The first is algorithmic bias. As emphasized by Stanford HAI, when AI is adopted, it redefines "what counts" based on data. The most well-known case is Amazon, which abandoned its AI recruiting tool after discovering systematic bias against women.
Studies have shown that voice and facial analysis software used in recruiting has produced discriminatory outcomes based on age, gender, race, nationality, and disability. Why does this happen? When historical data reflects underrepresentation of certain groups, that bias is embedded into the algorithm itself.

The second issue concerns data quality. Traditional performance management systems, for example, are affected by "grade inflation"—the tendency to assign overly positive evaluations, which distorts predictive analyses. Many organizations also face a lack of sufficient data (two years of historical data is often not enough), or data that lacks the granularity required for AI to generate reliable conclusions.

The third risk is perhaps the most insidious: data always describes the past, while organizations operate in constantly evolving contexts.
Consider engagement survey data, particularly around well-being and work–life balance, whose meaning and representativeness changed dramatically before and after COVID-19. An algorithm trained on pre-pandemic data would struggle to capture employees' new priorities in the post-COVID era. McKinsey warns that the highly structured nature of HR systems in modern companies is often misaligned with the volatile and unpredictable dynamics of generative AI.

Toward a Balanced Approach for AI and Talent Management

Leading institutions converge on a balanced perspective. Stanford HAI emphasizes that AI should augment human capabilities, not replace people. MIT Sloan Management Review highlights that realizing AI's potential requires a fundamental reengineering of existing business processes. Harvard Business Review identifies three key shifts:

  • redefining roles as sets of skills rather than job titles
  • centralizing workforce skills and learning within talent management
  • using AI to refocus teams on human collaboration

AI in Talent Management is neither a panacea nor an existential threat. It is a powerful tool that requires careful governance, ethical considerations embedded by design, and a continuous balance between algorithmic efficiency and human judgment.

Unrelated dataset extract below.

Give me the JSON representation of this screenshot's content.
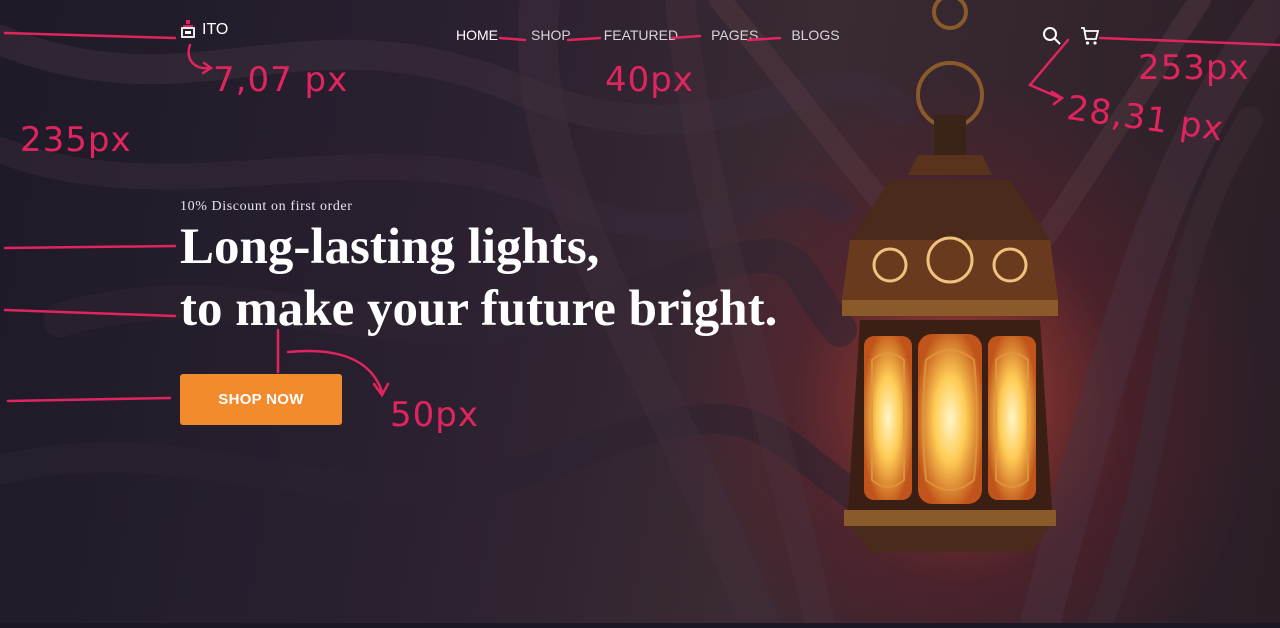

Competitive advantage will not come simply from adopting AI, but from doing so responsibly, transparently, and with a people-centered approach.

Reframing Talent Management Through Human–AI Interaction

AI is also changing the very definition of talent.
Advantage will lie with individuals who combine deep domain expertise with the ability to fluently guide and work with AI systems.

This perspective requires organizations to identify and develop talent by focusing on mixed human–AI systems.
In the age of AI, talent is expressed through behaviors and soft skills demonstrated while performing work with the support of AI.

For this reason, we developed our proprietary AI Based Challenge© platform for potential assessment centers, applied to over 350 managers and professionals in talent management projects.
Through this platform, participants manage a business case within simulated scenarios, with access to a generative AI tool. This approach allows us to capture concrete evidence of how individuals naturally interact with AI.

Our platform enables observation of the entire behavioral process—from information retrieval strategies to the ways individuals choose to guide (or not guide) AI in professional tasks—always under the supervision and control of our consultants, following a "human in the loop" paradigm.
This is because our objective is to evaluate the full behavioral process, not just the outcome.